Heider's policy towards the Slovenian Question has been met by a few angry, verbal reactions in Slovenia. That these reactions brought little benefit is confirmed by the inferior role currently played by Slovenian diplomacy in regard to Austria. Namely, Heider is on the offensive even when the expansion of the European Union is concerned, which tops the list of Slovenia's priorities. The EU cannot accept new members without a consensus, meaning that without Austria's consent Slovenia cannot hope to join. This is why Heider has taken steps to hinge Slovenia's, and even the Czech Republic's and Slovakia's, EU membership on a whole series of conditions: Slovenia has to shut down its Krsko nuclear power plant (the Czech Republic will have to do the same with its Temelin plant), it will have to recognize the "ancient Austrian" minority, repeal Benes' decrees and former communist Yugoslavia's decisions, as well as a transitional period in providing for the free movement of workers. As of recently, Heider has come up with a referendum which will enable Austrians to decide on conditions under which they would accept the expansion of the EU. Although the plebiscite will not take place before 2003, Heider already claims that a new term of office of the incumbent Austrian prime minister, Wolfgang Schuessel, will depend on its results.

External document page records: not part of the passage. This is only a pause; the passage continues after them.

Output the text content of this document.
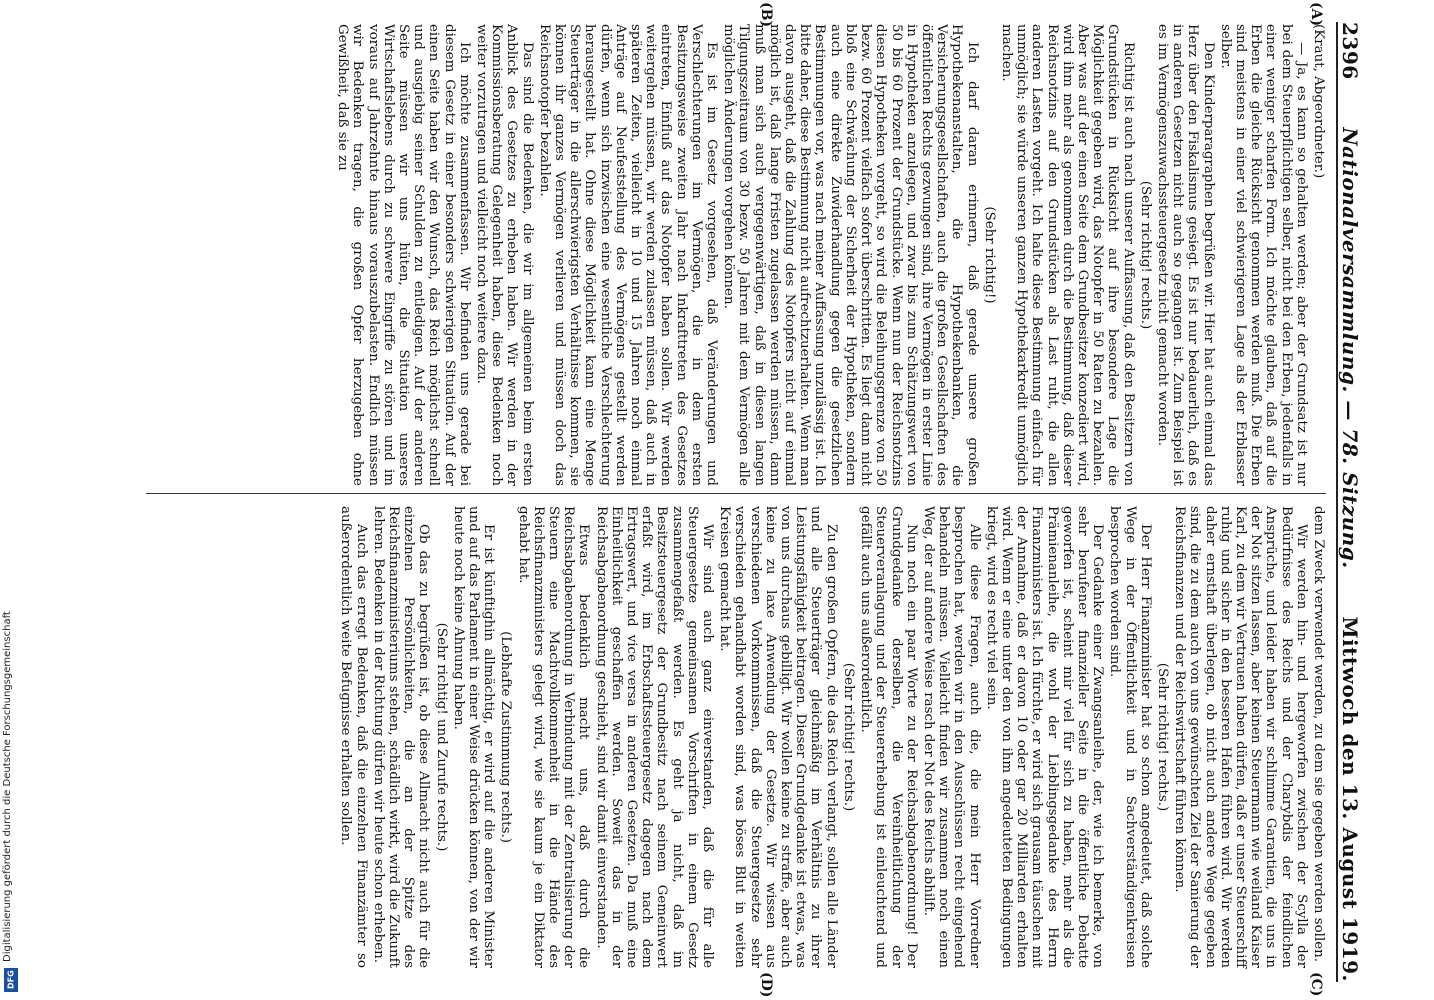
2396
Nationalversammlung. — 78. Sitzung.
Mittwoch den 13. August 1919.
(A)
(B)
(C)
(D)

(Kraut, Abgeordneter.)

— Ja, es kann so gehalten werden; aber der Grundsatz ist nur bei dem Steuerpflichtigen selber, nicht bei den Erben, jedenfalls in einer weniger scharfen Form. Ich möchte glauben, daß auf die Erben die gleiche Rücksicht genommen werden muß. Die Erben sind meistens in einer viel schwierigeren Lage als der Erblasser selber.

Den Kinderparagraphen begrüßen wir. Hier hat auch einmal das Herz über den Fiskalismus gesiegt. Es ist nur bedauerlich, daß es in anderen Gesetzen nicht auch so gegangen ist. Zum Beispiel ist es im Vermögenszuwachssteuergesetz nicht gemacht worden.

(Sehr richtig! rechts.)

Richtig ist auch nach unserer Auffassung, daß den Besitzern von Grundstücken in Rücksicht auf ihre besondere Lage die Möglichkeit gegeben wird, das Notopfer in 50 Raten zu bezahlen. Aber was auf der einen Seite dem Grundbesitzer konzediert wird, wird ihm mehr als genommen durch die Bestimmung, daß dieser Reichsnotzins auf den Grundstücken als Last ruht, die allen anderen Lasten vorgeht. Ich halte diese Bestimmung einfach für unmöglich; sie würde unseren ganzen Hypothekarkredit unmöglich machen.

(Sehr richtig!)

Ich darf daran erinnern, daß gerade unsere großen Hypothekenanstalten, die Hypothekenbanken, die Versicherungsgesellschaften, auch die großen Gesellschaften des öffentlichen Rechts gezwungen sind, ihre Vermögen in erster Linie in Hypotheken anzulegen, und zwar bis zum Schätzungswert von 50 bis 60 Prozent der Grundstücke. Wenn nun der Reichsnotzins diesen Hypotheken vorgeht, so wird die Beleihungsgrenze von 50 bezw. 60 Prozent vielfach sofort überschritten. Es liegt dann nicht bloß eine Schwächung der Sicherheit der Hypotheken, sondern auch eine direkte Zuwiderhandlung gegen die gesetzlichen Bestimmungen vor, was nach meiner Auffassung unzulässig ist. Ich bitte daher, diese Bestimmung nicht aufrechtzuerhalten. Wenn man davon ausgeht, daß die Zahlung des Notopfers nicht auf einmal möglich ist, daß lange Fristen zugelassen werden müssen, dann muß man sich auch vergegenwärtigen, daß in diesen langen Tilgungszeitraum von 30 bezw. 50 Jahren mit dem Vermögen alle möglichen Änderungen vorgehen können.

Es ist im Gesetz vorgesehen, daß Veränderungen und Verschlechterungen im Vermögen, die in dem ersten Besitzungsweise zweiten Jahr nach Inkrafttreten des Gesetzes eintreten, Einfluß auf das Notopfer haben sollen. Wir werden weitergehen müssen, wir werden zulassen müssen, daß auch in späteren Zeiten, vielleicht in 10 und 15 Jahren noch einmal Anträge auf Neufeststellung des Vermögens gestellt werden dürfen, wenn sich inzwischen eine wesentliche Verschlechterung herausgestellt hat. Ohne diese Möglichkeit kann eine Menge Steuerträger in die allerschwierigsten Verhältnisse kommen, sie können ihr ganzes Vermögen verlieren und müssen doch das Reichsnotopfer bezahlen.

Das sind die Bedenken, die wir im allgemeinen beim ersten Anblick des Gesetzes zu erheben haben. Wir werden in der Kommissionsberatung Gelegenheit haben, diese Bedenken noch weiter vorzutragen und vielleicht noch weitere dazu.

Ich möchte zusammenfassen. Wir befinden uns gerade bei diesem Gesetz in einer besonders schwierigen Situation. Auf der einen Seite haben wir den Wunsch, das Reich möglichst schnell und ausgiebig seiner Schulden zu entledigen. Auf der anderen Seite müssen wir uns hüten, die Situation unseres Wirtschaftslebens durch zu schwere Eingriffe zu stören und im voraus auf Jahrzehnte hinaus vorauszubelasten. Endlich müssen wir Bedenken tragen, die großen Opfer herzugeben ohne Gewißheit, daß sie zu

dem Zweck verwendet werden, zu dem sie gegeben werden sollen.

Wir werden hin- und hergeworfen zwischen der Scylla der Bedürfnisse des Reichs und der Charybdis der feindlichen Ansprüche, und leider haben wir schlimme Garantien, die uns in der Not sitzen lassen, aber keinen Steuermann wie weiland Kaiser Karl, zu dem wir Vertrauen haben dürfen, daß er unser Steuerschiff ruhig und sicher in den besseren Hafen führen wird. Wir werden daher ernsthaft überlegen, ob nicht auch andere Wege gegeben sind, die zu dem auch von uns gewünschten Ziel der Sanierung der Reichsfinanzen und der Reichswirtschaft führen können.

(Sehr richtig! rechts.)

Der Herr Finanzminister hat so schon angedeutet, daß solche Wege in der Öffentlichkeit und in Sachverständigenkreisen besprochen worden sind.

Der Gedanke einer Zwangsanleihe, der, wie ich bemerke, von sehr berufener finanzieller Seite in die öffentliche Debatte geworfen ist, scheint mir viel für sich zu haben, mehr als die Prämienanleihe, die wohl der Lieblingsgedanke des Herrn Finanzministers ist. Ich fürchte, er wird sich grausam täuschen mit der Annahme, daß er davon 10 oder gar 20 Milliarden erhalten wird. Wenn er eine unter den von ihm angedeuteten Bedingungen kriegt, wird es recht viel sein.

Alle diese Fragen, auch die, die mein Herr Vorredner besprochen hat, werden wir in den Ausschüssen recht eingehend behandeln müssen. Vielleicht finden wir zusammen noch einen Weg, der auf andere Weise rasch der Not des Reichs abhilft.

Nun noch ein paar Worte zu der Reichsabgabenordnung! Der Grundgedanke derselben, die Vereinheitlichung der Steuerveranlagung und der Steuererhebung ist einleuchtend und gefällt auch uns außerordentlich.

(Sehr richtig! rechts.)

Zu den großen Opfern, die das Reich verlangt, sollen alle Länder und alle Steuerträger gleichmäßig im Verhältnis zu ihrer Leistungsfähigkeit beitragen. Dieser Grundgedanke ist etwas, was von uns durchaus gebilligt. Wir wollen keine zu straffe, aber auch keine zu laxe Anwendung der Gesetze. Wir wissen aus verschiedenen Vorkommnissen, daß die Steuergesetze sehr verschieden gehandhabt worden sind, was böses Blut in weiten Kreisen gemacht hat.

Wir sind auch ganz einverstanden, daß die für alle Steuergesetze gemeinsamen Vorschriften in einem Gesetz zusammengefaßt werden. Es geht ja nicht, daß im Besitzsteuergesetz der Grundbesitz nach seinem Gemeinwert erfaßt wird, im Erbschaftssteuergesetz dagegen nach dem Ertragswert, und vice versa in anderen Gesetzen. Da muß eine Einheitlichkeit geschaffen werden. Soweit das in der Reichsabgabenordnung geschieht, sind wir damit einverstanden.

Etwas bedenklich macht uns, daß durch die Reichsabgabenordnung in Verbindung mit der Zentralisierung der Steuern eine Machtvollkommenheit in die Hände des Reichsfinanzministers gelegt wird, wie sie kaum je ein Diktator gehabt hat.

(Lebhafte Zustimmung rechts.)

Er ist künftighin allmächtig, er wird auf die anderen Minister und auf das Parlament in einer Weise drücken können, von der wir heute noch keine Ahnung haben.

(Sehr richtig! und Zurufe rechts.)

Ob das zu begrüßen ist, ob diese Allmacht nicht auch für die einzelnen Persönlichkeiten, die an der Spitze des Reichsfinanzministeriums stehen, schädlich wirkt, wird die Zukunft lehren. Bedenken in der Richtung dürfen wir heute schon erheben.

Auch das erregt Bedenken, daß die einzelnen Finanzämter so außerordentlich weite Befugnisse erhalten sollen.

Digitalisierung gefördert durch die Deutsche Forschungsgemeinschaft
DFG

In this light the fact that the Slovenian Congress, an organization representing Slovenians living outside Slovenia, was the first to strongly protest the gradual suppression of the Slovenian minority came as no surprise. According to its members, Heider's idea to close down Slovenian-language schools, media companies, and other institutions in Carinthia is unacceptable for the Slovenian minority, violates the Austrian Constitution and European democratic principles...

A response from Carinthia was not slow in coming. Joerg Heider, the head of the province, said the closure of the schools was legal, "because it was supported by municipal governments." And the municipal governments asked that they be closed because of "high costs." True, Heider did mention that the demand for Slovenian language teachers would increase following the Constitutional Court decision expanding the minority-language elementary school curriculum to include the fourth grade as well. Thus, in addition to the existing 180 teachers, another 40 are supposed to be employed. What Heider failed to say, however, is that their future jobs might blink out of existence before they manage to get them.